I am a Brooklyn native. Born and raised. I’m too young to have partied with Rosie Perez at Wesley Snipes' parties that are said to have envied Diddy's; old enough to remember the East vs. West Coast beef starring Biggie and Tupac and the funeral of the former, which brought Brooklynites young and old to the streets in mourning. And now, old enough to witness neighborhoods change aesthetically and financially at a time when I'm thinking quite seriously about where I might live and raise my own family. 

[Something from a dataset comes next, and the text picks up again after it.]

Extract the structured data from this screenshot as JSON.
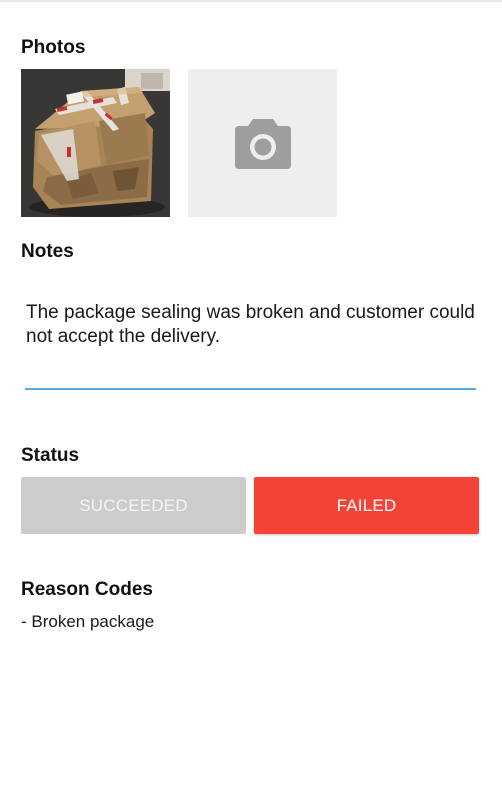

African hair braiding spots, West Indian restaurants with smells that‘d detour you from an original destination, barbershops you’d avoid walking by due to the cat-calls of men further emboldened by the confidence of a fresh line-up, bodegas that made a serious hero sandwich, dirty streets and overflowing trash cans. It wasn’t always pretty, but it was my ‘hood—held together with culture and imperfection.

My Brooklyn was the outline of hopscotch sketched into sidewalks with colored chalk; loud chants of “arrreee-youuuu-readyyyy-readyyy-steaddyy…” and double-dutch battles. It was water ferociously pouring from fire hydrants; late nights sitting on the trunk of someone’s hoopty; the sounds of ambulance, police sirens combined with lilting accents.  It wasn’t the Brooklyn of Lena Dunham‘s Girls, a post Sex and the City​ mini-Manhattan. In fact, they avoided it at all cost. It wasn’t trendy based off real estate and infrastructure, but was cool because Biggie said it was. Hell, it was cool just because. We said so.

But that is old-school Brooklyn. Today it stands unrecognizable. I’ve circled blocks in search of parking and in that moment realized most isn’t the same. Where is the character? The air is different. My childhood has been practically erased.

Brooklyn today is cleaner streets, swanky restaurants that serve misconstrued interpretation of jerk chicken, overpriced boutiques and housing, fresh produce and a streamline of White faces.  The aforementioned aren’t necessarily my problems with gentrification. My problem isn’t with Whites moving in, not by far.  My problem with gentrification is the abrupt uprooting of beautiful family trees without any explanation. My problem is that tearing down 'mom and pop' owned businesses means tearing down livelihoods and dreams.

My problem lies with self-esteem killers.  The message that we didn't deserve the attention of the city and needed services until other people moved in. This pretense of upward mobility that is of gentrification is false. Statistics have shown that residents of Bedford-Stuyvesant are entering homeless shelters at high rates. What good does this do for one’s self-worth? Absolutely nothing. For Brooklynites forced out, a question of “what’s wrong with me?” stirs within. I know, I’ve asked myself. 

I asked Marcy's own Jay-Z his opinion on gentrified Brooklyn during his recent impromptu Twitter Q&A session, in which he responded “buzzkill, the world is changing for the better AND the worse.” In Nelson George’s Brooklyn Boheme, a documentary showcasing the changes in Fort Greene, Brooklyn, Spike Lee referred to gentrification as the “Christopher Columbus Syndrome,” discovering sh*t that was already there. Tell them, Spike!

Brooklyn been here! We were here! I was here!

No matter what, the values and experiences I’ve acquired as a Brooklyn girl are worth more than the current listing of any Brownstone in the Stuy. So it's all good. Word to Biggie.